He also noted that many erroneously believed that Boko Haram was a problem of the North. Rather, he said Boko Haram “is a problem of governance in the country as manifested in the North” and described it as a malaise of governance in Nigeria.
Noting the pathetic state of things, the diplomat said, “wherever you turn in Nigeria today, anomie seems to be the reality that stares us in the face”.

He said while Boko Haram may be specific to the North, the consequences of social anomie manifest themselves in different ways across the country, citing what he called the monster of armed insurgency in the oil-bearing states and the widening circle of kidnapping in the South of Nigeria.

“This is a demonstration of a breakdown of law and order, because  the security of lives and property is one of the primary duties of the state,” he said.

Gambari said if it was in the 1970s, there would have been military coup, but quickly added that the nation could never experience military coup again and maintained that those that were advocating for the break up of the country would also not have many support across the country.

Speaking as the Chairman of the Board of Trustees of the Sir Ahmadu Bello Foundation, Niger State Governor, Babangida Aliyu,  who is also the chairman of the Northern Governors Forum, said, “the North must stand up against the activities of terrorists and terrorism. The terrorist activities are affecting the economy of the North negatively and investors are scared of coming to the North to invest.”

Aliyu said he heard that Boko Haram had made some government officials in Yobe State to relocate to nearby Jigawa State. He said: “If it is true that government institutions are moving away from Yobe State to the nearby Jigawa State for fear of insecurity, then we are in problem. We must not give up, we must rise up against the terrorists and terrorism.”

He said during the era of Ahmadu Bello, there were few skirmishes, adding that now things were getting out of hand and affecting investments in the region.

“I am sure some of us will recall that security of lives and property was almost taken for granted in that era, as people went about their lives without any hindrance. In all communities in the North, murder, kidnapping and extreme criminality were abomination and avoided,” he lamented, while describing the late Premier of northern Nigeria as a colossus, who performed wonders within a space of six years in office.
While discussing the lead paper presented by Gambari, Baba-Ahmed urged northern governors to address once and for all the Boko Haram menace.
Baba-Ahmed advised them not to look up to President Jonathan who is preparing for the 2015 presidential election to come and address the security challenges in the North.

He said: “the Federal Government will not solve the present security crisis in the North, especially in Borno and Yobe States”, because it would be in the President’s interest for it to continue so that the North would be a walk-over in 2015 election.
Accusing the governors of not tackling unemployment and poverty in the northern states, he said, “the youths are angry and frustrated. Please do something before the next general election or the process would be a revolution that will sweep you out.”

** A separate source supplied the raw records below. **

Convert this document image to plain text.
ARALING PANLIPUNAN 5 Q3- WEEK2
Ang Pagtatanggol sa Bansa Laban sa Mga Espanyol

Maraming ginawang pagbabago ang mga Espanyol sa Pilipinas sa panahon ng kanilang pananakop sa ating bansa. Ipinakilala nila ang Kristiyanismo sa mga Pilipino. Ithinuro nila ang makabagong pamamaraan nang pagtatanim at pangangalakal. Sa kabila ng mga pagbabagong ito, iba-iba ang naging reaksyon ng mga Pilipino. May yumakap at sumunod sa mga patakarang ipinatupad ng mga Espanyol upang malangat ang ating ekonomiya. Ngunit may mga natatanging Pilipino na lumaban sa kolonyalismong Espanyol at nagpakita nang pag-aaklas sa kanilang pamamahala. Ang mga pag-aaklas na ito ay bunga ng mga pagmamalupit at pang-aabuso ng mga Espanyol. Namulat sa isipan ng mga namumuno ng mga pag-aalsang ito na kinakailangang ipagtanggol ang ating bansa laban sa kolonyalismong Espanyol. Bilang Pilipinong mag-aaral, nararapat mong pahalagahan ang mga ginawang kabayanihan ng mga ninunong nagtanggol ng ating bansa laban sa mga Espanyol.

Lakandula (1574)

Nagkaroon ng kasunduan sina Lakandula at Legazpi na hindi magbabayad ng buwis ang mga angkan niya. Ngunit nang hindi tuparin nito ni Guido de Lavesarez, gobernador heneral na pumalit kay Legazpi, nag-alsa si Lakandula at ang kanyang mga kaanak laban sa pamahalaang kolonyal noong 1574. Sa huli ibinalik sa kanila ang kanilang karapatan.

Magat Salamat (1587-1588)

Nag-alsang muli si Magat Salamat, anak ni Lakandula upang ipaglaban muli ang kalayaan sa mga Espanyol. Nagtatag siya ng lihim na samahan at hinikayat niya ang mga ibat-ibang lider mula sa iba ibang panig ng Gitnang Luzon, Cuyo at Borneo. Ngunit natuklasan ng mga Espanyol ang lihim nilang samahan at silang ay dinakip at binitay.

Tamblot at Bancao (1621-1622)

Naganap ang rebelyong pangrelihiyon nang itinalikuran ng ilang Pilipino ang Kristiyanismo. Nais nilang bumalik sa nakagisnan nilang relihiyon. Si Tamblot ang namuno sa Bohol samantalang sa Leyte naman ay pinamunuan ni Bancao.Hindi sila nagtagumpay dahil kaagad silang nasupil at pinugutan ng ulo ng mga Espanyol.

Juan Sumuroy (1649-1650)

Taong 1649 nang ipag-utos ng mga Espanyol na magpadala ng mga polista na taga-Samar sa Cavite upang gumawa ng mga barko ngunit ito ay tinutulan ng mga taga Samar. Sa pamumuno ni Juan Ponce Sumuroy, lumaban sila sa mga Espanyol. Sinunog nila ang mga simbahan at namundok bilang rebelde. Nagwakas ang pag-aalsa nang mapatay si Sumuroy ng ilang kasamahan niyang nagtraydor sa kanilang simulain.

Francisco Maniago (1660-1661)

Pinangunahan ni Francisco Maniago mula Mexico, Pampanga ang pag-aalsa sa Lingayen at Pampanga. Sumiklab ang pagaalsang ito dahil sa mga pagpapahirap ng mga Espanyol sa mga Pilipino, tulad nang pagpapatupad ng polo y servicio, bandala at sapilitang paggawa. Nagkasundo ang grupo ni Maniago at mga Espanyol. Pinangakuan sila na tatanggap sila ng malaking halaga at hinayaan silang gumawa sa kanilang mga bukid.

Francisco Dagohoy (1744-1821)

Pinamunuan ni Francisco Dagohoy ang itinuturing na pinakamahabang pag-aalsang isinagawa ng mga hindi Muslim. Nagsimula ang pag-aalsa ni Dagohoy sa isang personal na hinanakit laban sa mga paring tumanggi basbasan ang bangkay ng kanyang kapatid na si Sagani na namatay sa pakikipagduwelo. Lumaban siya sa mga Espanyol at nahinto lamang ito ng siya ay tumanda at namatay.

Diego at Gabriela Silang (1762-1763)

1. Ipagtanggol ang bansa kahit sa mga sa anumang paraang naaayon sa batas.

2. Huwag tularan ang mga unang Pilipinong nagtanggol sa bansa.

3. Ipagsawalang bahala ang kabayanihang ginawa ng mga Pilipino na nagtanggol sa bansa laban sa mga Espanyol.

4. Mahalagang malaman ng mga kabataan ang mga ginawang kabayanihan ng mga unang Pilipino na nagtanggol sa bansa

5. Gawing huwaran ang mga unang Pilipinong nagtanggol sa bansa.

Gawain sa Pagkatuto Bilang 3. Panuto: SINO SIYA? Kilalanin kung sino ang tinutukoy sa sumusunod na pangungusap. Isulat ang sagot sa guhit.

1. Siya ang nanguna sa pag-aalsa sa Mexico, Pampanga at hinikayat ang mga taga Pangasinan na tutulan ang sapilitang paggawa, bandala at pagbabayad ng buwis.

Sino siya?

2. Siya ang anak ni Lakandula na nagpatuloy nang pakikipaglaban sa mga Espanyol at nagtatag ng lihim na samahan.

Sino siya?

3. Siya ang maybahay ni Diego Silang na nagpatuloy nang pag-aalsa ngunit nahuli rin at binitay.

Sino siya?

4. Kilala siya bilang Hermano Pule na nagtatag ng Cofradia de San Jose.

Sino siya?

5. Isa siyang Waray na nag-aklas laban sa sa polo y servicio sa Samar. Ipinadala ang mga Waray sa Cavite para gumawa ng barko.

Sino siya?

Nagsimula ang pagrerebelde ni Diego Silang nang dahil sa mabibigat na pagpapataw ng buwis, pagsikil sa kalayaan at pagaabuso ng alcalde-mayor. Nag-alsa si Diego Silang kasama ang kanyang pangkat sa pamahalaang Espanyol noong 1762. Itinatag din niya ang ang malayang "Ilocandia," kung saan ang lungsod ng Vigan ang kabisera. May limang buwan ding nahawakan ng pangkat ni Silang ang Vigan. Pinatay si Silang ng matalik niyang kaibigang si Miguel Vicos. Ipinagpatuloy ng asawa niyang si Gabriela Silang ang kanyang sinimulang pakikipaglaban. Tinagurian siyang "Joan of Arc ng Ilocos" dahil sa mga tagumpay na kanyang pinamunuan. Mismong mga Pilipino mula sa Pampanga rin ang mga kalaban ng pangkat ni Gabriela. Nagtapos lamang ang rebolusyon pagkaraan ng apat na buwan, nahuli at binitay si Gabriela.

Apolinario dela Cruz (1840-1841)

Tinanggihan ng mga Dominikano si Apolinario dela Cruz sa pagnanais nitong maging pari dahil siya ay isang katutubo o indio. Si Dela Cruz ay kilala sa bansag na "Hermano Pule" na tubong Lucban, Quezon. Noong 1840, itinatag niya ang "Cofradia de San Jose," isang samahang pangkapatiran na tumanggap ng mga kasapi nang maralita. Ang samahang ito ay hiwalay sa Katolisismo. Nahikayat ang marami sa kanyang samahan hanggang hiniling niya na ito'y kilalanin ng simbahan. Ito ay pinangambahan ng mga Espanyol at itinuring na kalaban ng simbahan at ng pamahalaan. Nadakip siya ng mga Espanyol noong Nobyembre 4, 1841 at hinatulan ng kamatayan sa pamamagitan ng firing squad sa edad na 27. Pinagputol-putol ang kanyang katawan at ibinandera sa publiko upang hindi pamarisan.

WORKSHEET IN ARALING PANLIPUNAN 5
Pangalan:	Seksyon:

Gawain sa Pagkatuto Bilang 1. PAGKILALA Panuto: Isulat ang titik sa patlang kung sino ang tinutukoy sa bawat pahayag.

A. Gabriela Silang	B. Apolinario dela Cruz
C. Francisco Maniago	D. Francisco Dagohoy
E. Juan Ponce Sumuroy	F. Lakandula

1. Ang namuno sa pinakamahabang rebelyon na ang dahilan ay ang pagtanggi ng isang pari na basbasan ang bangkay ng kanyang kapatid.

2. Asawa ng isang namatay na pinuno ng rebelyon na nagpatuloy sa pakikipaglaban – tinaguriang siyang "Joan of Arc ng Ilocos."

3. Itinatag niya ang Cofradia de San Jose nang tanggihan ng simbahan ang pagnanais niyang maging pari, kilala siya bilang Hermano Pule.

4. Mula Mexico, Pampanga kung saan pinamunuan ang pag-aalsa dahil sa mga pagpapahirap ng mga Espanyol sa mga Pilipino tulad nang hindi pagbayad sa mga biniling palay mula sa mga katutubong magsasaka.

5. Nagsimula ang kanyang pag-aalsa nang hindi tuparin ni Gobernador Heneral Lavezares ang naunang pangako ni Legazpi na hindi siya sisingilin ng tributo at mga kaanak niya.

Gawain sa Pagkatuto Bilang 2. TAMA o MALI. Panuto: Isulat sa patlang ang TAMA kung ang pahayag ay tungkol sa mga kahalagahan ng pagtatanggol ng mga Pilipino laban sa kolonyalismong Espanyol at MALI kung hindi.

Baba-Ahmed called on the North to prepare for dialogue in whichever way it comes, arguing that: “ It is not in the interest of the North that the current federal system continues. The North should be forward looking and support the call for national dialogue.”

Speaking on some of the enduring legacies of Ahmadu Bello, chairman of the occasion, Governor Adams Oshiohmole of Edo State, said Nigerian leaders must learn from the late premier to be creative in the process of governance.
According to Oshiohmole, what is presently lacking in our polity is the absence of leadership with creative vision and leaders with a rare commitment to serve the people in honesty.

One of the major highlights of yesterday’s event – which was the first memorial lecture for Bello – was the absence of 17 out of the 19 northern governors in spite of the fact that the revered Premier governed the region that is now made up 19 states.
Only two northern governors – Dr. Muazu Babangida, Niger State Governor and his Kogi State counterpart, Capt. Idris Wada – were physically present, with others either represented or absent without any official excuse.

Apart from the absence of most of the governors, some key leaders from the North did not attend the event.

Vice President Namadi Sambo, who was the guest of honour at the event was represented by Senator Isaiah Balat, because he was delegated to represent President Jonathan at the Economic Summit which also held yesterday. Former Head of State, General Yakubu Gowon and former Vice-President, Atiku Abubakar sent in their apologies.
Prominent leaders at the lecture included House of Representatives Speaker, Aminu Tambuwal,  former Minister of Finance, Mallam Adamu Chiroma, Justice Maman Nasir, National Chairman of the All Nigeria Peoples Party (ANPP), Dr. Ogbonnaya Onu, former EFCC chairperson, Farida Waziri,  Etsu Nupe, Emir of Minna, and Emir of Suleija.